GPU 加速 #
GPU 概述 #
TensorFlow 支持 NVIDIA GPU 加速,可以显著提升模型训练和推理速度。
GPU 加速原理 #
text
┌─────────────────────────────────────────────────────────────┐
│ GPU 加速原理 │
├─────────────────────────────────────────────────────────────┤
│ │
│ CPU: 通用计算,串行处理 │
│ ├── 适合复杂逻辑 │
│ └── 核心数较少 │
│ │
│ GPU: 并行计算,大规模并行 │
│ ├── 适合矩阵运算 │
│ ├── 数千个核心 │
│ └── 深度学习主要计算瓶颈 │
│ │
│ 加速流程: │
│ 数据 ──► CPU 预处理 ──► GPU 计算 ──► CPU 后处理 │
│ │
└─────────────────────────────────────────────────────────────┘
GPU 检测与配置 #
检测 GPU #
python
import tensorflow as tf
# 列出所有物理设备
gpus = tf.config.list_physical_devices('GPU')
print(f"发现 {len(gpus)} 个 GPU")
for gpu in gpus:
print(f" {gpu}")
# 查看 GPU 详细信息
from tensorflow.python.client import device_lib
print(device_lib.list_local_devices())
内存管理 #
python
import tensorflow as tf
gpus = tf.config.list_physical_devices('GPU')
if gpus:
try:
# 按需分配内存
for gpu in gpus:
tf.config.experimental.set_memory_growth(gpu, True)
# 或限制 GPU 内存使用
tf.config.set_logical_device_configuration(
gpus[0],
[tf.config.LogicalDeviceConfiguration(memory_limit=4096)]
)
except RuntimeError as e:
print(e)
指定设备 #
python
import tensorflow as tf
# 使用 CPU
with tf.device('/CPU:0'):
a = tf.constant([[1, 2], [3, 4]])
b = tf.constant([[5, 6], [7, 8]])
c = tf.matmul(a, b)
print(f"设备: {c.device}")
# 使用 GPU
if tf.config.list_physical_devices('GPU'):
with tf.device('/GPU:0'):
a = tf.constant([[1.0, 2.0], [3.0, 4.0]])

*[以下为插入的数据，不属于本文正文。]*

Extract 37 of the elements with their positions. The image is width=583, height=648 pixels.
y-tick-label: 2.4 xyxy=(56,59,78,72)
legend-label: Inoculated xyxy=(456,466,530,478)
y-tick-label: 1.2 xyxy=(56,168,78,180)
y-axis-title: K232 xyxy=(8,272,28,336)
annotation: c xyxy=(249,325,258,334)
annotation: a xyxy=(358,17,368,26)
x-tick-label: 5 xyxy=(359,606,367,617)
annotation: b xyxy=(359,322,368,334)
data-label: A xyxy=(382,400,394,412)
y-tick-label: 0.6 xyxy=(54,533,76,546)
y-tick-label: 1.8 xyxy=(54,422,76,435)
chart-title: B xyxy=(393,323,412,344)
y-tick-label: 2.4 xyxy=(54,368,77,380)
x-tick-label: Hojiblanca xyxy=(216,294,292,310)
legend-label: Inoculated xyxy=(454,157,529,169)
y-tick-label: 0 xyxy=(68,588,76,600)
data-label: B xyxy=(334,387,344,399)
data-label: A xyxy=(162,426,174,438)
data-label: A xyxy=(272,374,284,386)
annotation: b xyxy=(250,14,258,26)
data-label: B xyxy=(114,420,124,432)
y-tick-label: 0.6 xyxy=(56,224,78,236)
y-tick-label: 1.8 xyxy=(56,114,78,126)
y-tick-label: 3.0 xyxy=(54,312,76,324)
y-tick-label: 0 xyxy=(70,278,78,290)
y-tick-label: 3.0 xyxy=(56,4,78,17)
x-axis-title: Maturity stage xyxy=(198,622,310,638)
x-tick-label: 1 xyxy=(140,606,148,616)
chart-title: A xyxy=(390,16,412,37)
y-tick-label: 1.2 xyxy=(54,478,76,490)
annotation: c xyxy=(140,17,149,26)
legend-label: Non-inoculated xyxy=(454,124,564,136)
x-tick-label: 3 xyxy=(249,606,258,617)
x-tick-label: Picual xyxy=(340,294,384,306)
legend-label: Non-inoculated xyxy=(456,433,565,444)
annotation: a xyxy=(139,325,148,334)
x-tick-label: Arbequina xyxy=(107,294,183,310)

b = tf.constant([[5.0, 6.0], [7.0, 8.0]])
c = tf.matmul(a, b)
print(f"设备: {c.device}")
多 GPU 训练 #
MirroredStrategy #
python
import tensorflow as tf
import numpy as np
strategy = tf.distribute.MirroredStrategy()
print(f"设备数量: {strategy.num_replicas_in_sync}")
with strategy.scope():
model = tf.keras.Sequential([
tf.keras.layers.Dense(64, activation='relu', input_shape=(784,)),
tf.keras.layers.Dense(10, activation='softmax')
])
model.compile(
optimizer='adam',
loss='sparse_categorical_crossentropy',
metrics=['accuracy']
)
x_train = np.random.random((1000, 784)).astype(np.float32)
y_train = np.random.randint(10, size=(1000,))
batch_size = 64 * strategy.num_replicas_in_sync
model.fit(x_train, y_train, epochs=10, batch_size=batch_size)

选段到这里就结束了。